IMDS launches the Atlas of Mobility

Interactive map of Brazil presents multiple data related to social mobility, distributed by territories detailed down to the level of municipalities

Hello Leitor,

What allows or prevents individuals born into families with few resources from ascending socially?

The concept of social mobility, the central object of IMDS studies and projects, has been gaining space in the public debate in recent years in Brazil. Still, fully understanding it remains a challenge — not least because it is often confused with more familiar concepts such as income inequality or poverty.

Knowing that the understanding of this concept and its determinants is fundamental to identify ways to overcome the problem of low social mobility in Brazil, part of our efforts has been to produce and make available to the interested public instruments that can provide greater clarity to this understanding. For this purpose, IMDS is now launching a new interactive product: the Atlas of Mobility.

It is a tool developed to explore, through clear and interactive visualizations, profound differences in the levels of social mobility in different regions and demographic groups of the country.

For the first time in Brazil, the Atlas of Mobility provides detailed estimates of intergenerational income mobility, produced from the link between children and parents in administrative records. This approach allows us to identify, with precision, how the family income of origin influences the economic trajectories of individuals in adult life. The analysis focuses on people descended from families located in the lower half of the national income distribution, which makes it possible to investigate in depth the factors that explain the persistence of poverty and the obstacles to social ascension in the country.

In other words, the greater the influence of parents' income on their children's situation, the lower the level of intergenerational mobility.

The results are expressive. In Brazil, two out of three children from low-income families remain in the bottom half of the national income distribution when they reach adulthood. Only half manage to advance more than 10 percentage points in relation to the position occupied by their parents, and less than 2% reach the group of the richest 10%. These numbers highlight the persistence of vulnerability over generations, and the structural limits faced by those born into contexts of economic disadvantage.

The relevance of the data brought by the Atlas of Mobility has had repercussions in the national press. The results were the subject of an exclusive report by the newspaper "O Globo", which highlighted that less than half of Brazilians born among the poorest 50% manage to surpass their parents' income. "Folha de S.Paulo" also addressed the topic, drawing attention to the fact that less than 2% of poor children in Brazil reach the income of the richest. "Folha de S.Paulo" also revisited the topic in its editorial last Sunday, highlighting the seriousness of the structural problem by highlighting that Brazil continues to be a country where poor adults, for the most part, are children of equally poor parents.

Regional comparisons reinforce this diagnosis. In the North and Northeast, three out of four children from poor families remain among the lowest income segments. In the Southeast and Midwest, this proportion is around half, while in the South it is close to two out of five. The chances of rising to the richest 25% also vary strongly: they are only 7.4% in the North and 18.1% in the South. Santa Catarina and Rio Grande do Sul appear with the best indicators of upward social mobility in the country, while Acre and Pará are among the states with the worst results. These contrasts show that the place of origin continues to be one of the determinants of economic opportunities in Brazil.

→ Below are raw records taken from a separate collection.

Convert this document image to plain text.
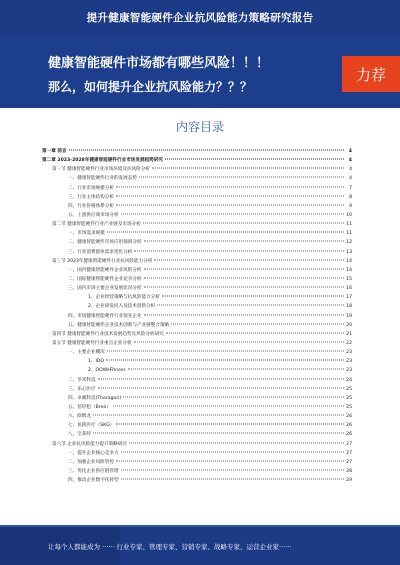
提升健康智能硬件企业抗风险能力策略研究报告
健康智能硬件市场都有哪些风险！！！
那么，如何提升企业抗风险能力？？？
力荐
内容目录
第一章 前言	4
第二章 2023-2028年健康智能硬件行业市场发展趋势研究	4
第一节 健康智能硬件行业市场环境及抗风险分析	4
一、健康智能硬件行业的发展态势	4
二、行业市场规模分析	7
三、行业主体结构分析	8
四、行业价格体系分析	9
五、上游供应商市场分析	10
第二节 健康智能硬件行业产业链及市场分析	11
一、市场需求规模	11
二、健康智能硬件市场应用领域分析	12
三、行业消费群体需求变化分析	13
第三节 2023年健康智能硬件行业抗风险能力分析	14
一、国内健康智能硬件企业风险分析	14
二、国际健康智能硬件企业竞争分析	15
三、国内市场主要企业发展状况分析	16
1、企业经营策略与抗风险能力分析	17
2、企业研发投入及技术创新分析	18
四、市场健康智能硬件行业领先企业	19
五、健康智能硬件企业技术创新与产业链整合策略	20
第四节 健康智能硬件行业技术发展趋势及风险分析研究	21
第五节 健康智能硬件行业重点企业分析	22
一、主要企业概况	23
1、IDO	23
2、OOWeFitness	23
二、华米科技	24
三、乐心医疗	25
四、卓翼科技(Theragun)	25
五、倍轻松（Breo）	25
六、欧姆龙	26
七、鱼跃医疗（SKG）	26
八、宝莱特	26
第六节 企业抗风险能力提升策略研究	27
一、提升企业核心竞争力	27
二、加强企业风险管控	27
三、优化企业供应链管理	28
四、推动企业数字化转型	29
让每个人都能成为 ······ 行业专家、管理专家、营销专家、战略专家、运营企业家······
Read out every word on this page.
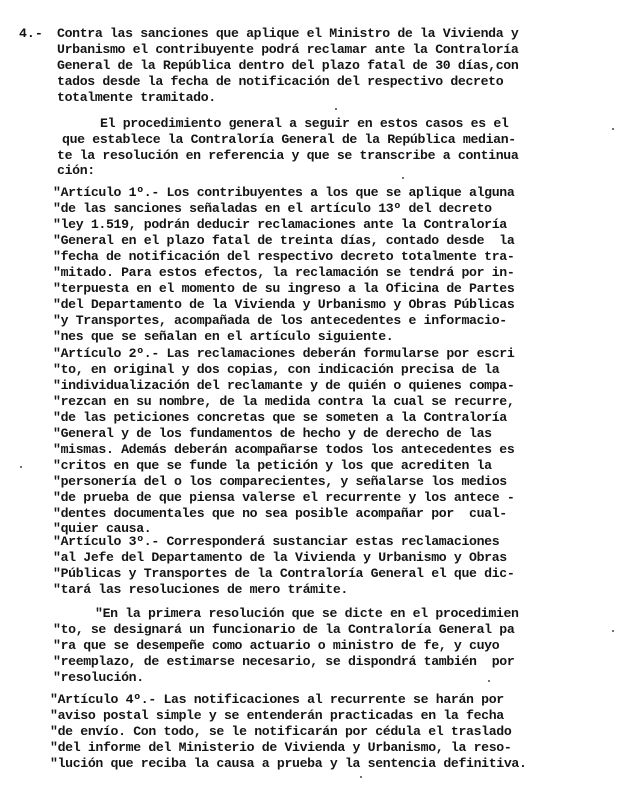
4.- Contra las sanciones que aplique el Ministro de la Vivienda y
Urbanismo el contribuyente podrá reclamar ante la Contraloría
General de la República dentro del plazo fatal de 30 días,con
tados desde la fecha de notificación del respectivo decreto
totalmente tramitado.
El procedimiento general a seguir en estos casos es el
que establece la Contraloría General de la República median-
te la resolución en referencia y que se transcribe a continua
ción:
"Artículo 1º.- Los contribuyentes a los que se aplique alguna
"de las sanciones señaladas en el artículo 13º del decreto
"ley 1.519, podrán deducir reclamaciones ante la Contraloría
"General en el plazo fatal de treinta días, contado desde  la
"fecha de notificación del respectivo decreto totalmente tra-
"mitado. Para estos efectos, la reclamación se tendrá por in-
"terpuesta en el momento de su ingreso a la Oficina de Partes
"del Departamento de la Vivienda y Urbanismo y Obras Públicas
"y Transportes, acompañada de los antecedentes e informacio-
"nes que se señalan en el artículo siguiente.
"Artículo 2º.- Las reclamaciones deberán formularse por escri
"to, en original y dos copias, con indicación precisa de la
"individualización del reclamante y de quién o quienes compa-
"rezcan en su nombre, de la medida contra la cual se recurre,
"de las peticiones concretas que se someten a la Contraloría
"General y de los fundamentos de hecho y de derecho de las
"mismas. Además deberán acompañarse todos los antecedentes es
"critos en que se funde la petición y los que acrediten la
"personería del o los comparecientes, y señalarse los medios
"de prueba de que piensa valerse el recurrente y los antece -
"dentes documentales que no sea posible acompañar por  cual-
"quier causa.
"Artículo 3º.- Corresponderá sustanciar estas reclamaciones
"al Jefe del Departamento de la Vivienda y Urbanismo y Obras
"Públicas y Transportes de la Contraloría General el que dic-
"tará las resoluciones de mero trámite.
"En la primera resolución que se dicte en el procedimien
"to, se designará un funcionario de la Contraloría General pa
"ra que se desempeñe como actuario o ministro de fe, y cuyo
"reemplazo, de estimarse necesario, se dispondrá también  por
"resolución.
"Artículo 4º.- Las notificaciones al recurrente se harán por
"aviso postal simple y se entenderán practicadas en la fecha
"de envío. Con todo, se le notificarán por cédula el traslado
"del informe del Ministerio de Vivienda y Urbanismo, la reso-
"lución que reciba la causa a prueba y la sentencia definitiva.
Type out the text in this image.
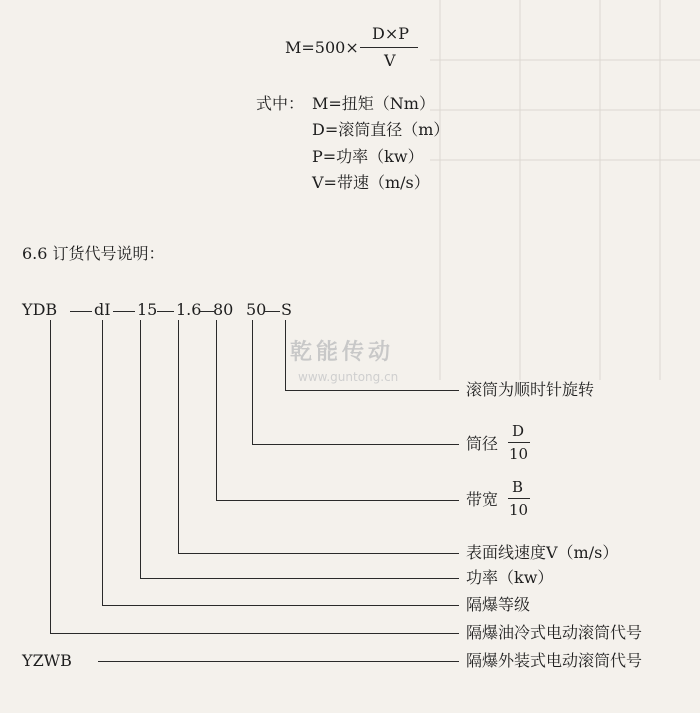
M=500×
D×P
V
式中： M=扭矩（Nm）
D=滚筒直径（m）
P=功率（kw）
V=带速（m/s）
6.6 订货代号说明：
YDB dI 15 1.6 80 50 S
乾能传动
www.guntong.cn
YZWB
滚筒为顺时针旋转
筒径
D
10
带宽
B
10
表面线速度V（m/s）
功率（kw）
隔爆等级
隔爆油冷式电动滚筒代号
隔爆外装式电动滚筒代号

To complement the information presented in the Atlas, we have also developed a new Social Mobility Dashboard, which offers an interactive interface that allows you to combine multiple filters — such as sex, skin color/race, region, parents' education and other dimensions — to deepen the analysis of intergenerational mobility. With it, it is possible to make finer cuts and compare specific groups in a flexible way, significantly expanding the analytical potential of the tool.

Atlas estimates are based on the methodology described in the academic article "Intergenerational Mobility in the Land of Inequality" (Britto et al., 2024), which represents an important advance in the measurement of social mobility in developing countries. The sample is representative of the adult population born between 1983 and 1990. Individuals in the sample are connected to their parents through administrative records. Subsequently, the income of the parents during the childhood and adolescence of the individuals (1990-2010) and the income (and other results) of the individuals as adults (between 25 and 29 years of age) are measured. The income considered includes both formal and informal income, estimated with high precision from statistical models based on household survey data.

The scientific methodology is detailed on the Atlas website, and all the aggregated data is available for download from the tool itself.

Developed by IMDS in partnership with GAPPE, Oppen Social, Clean (Bocconi) and FIB – Fábrica de Ideias Brasileiras and designed to serve researchers, students, managers and public policy makers, journalists, and all those interested in the theme of social mobility, the Atlas of Mobility and the Social Mobility indicator panel can be accessed from the website www.imdsbrasil.org or at the address https://atlasmobilidadesocial.org.br/.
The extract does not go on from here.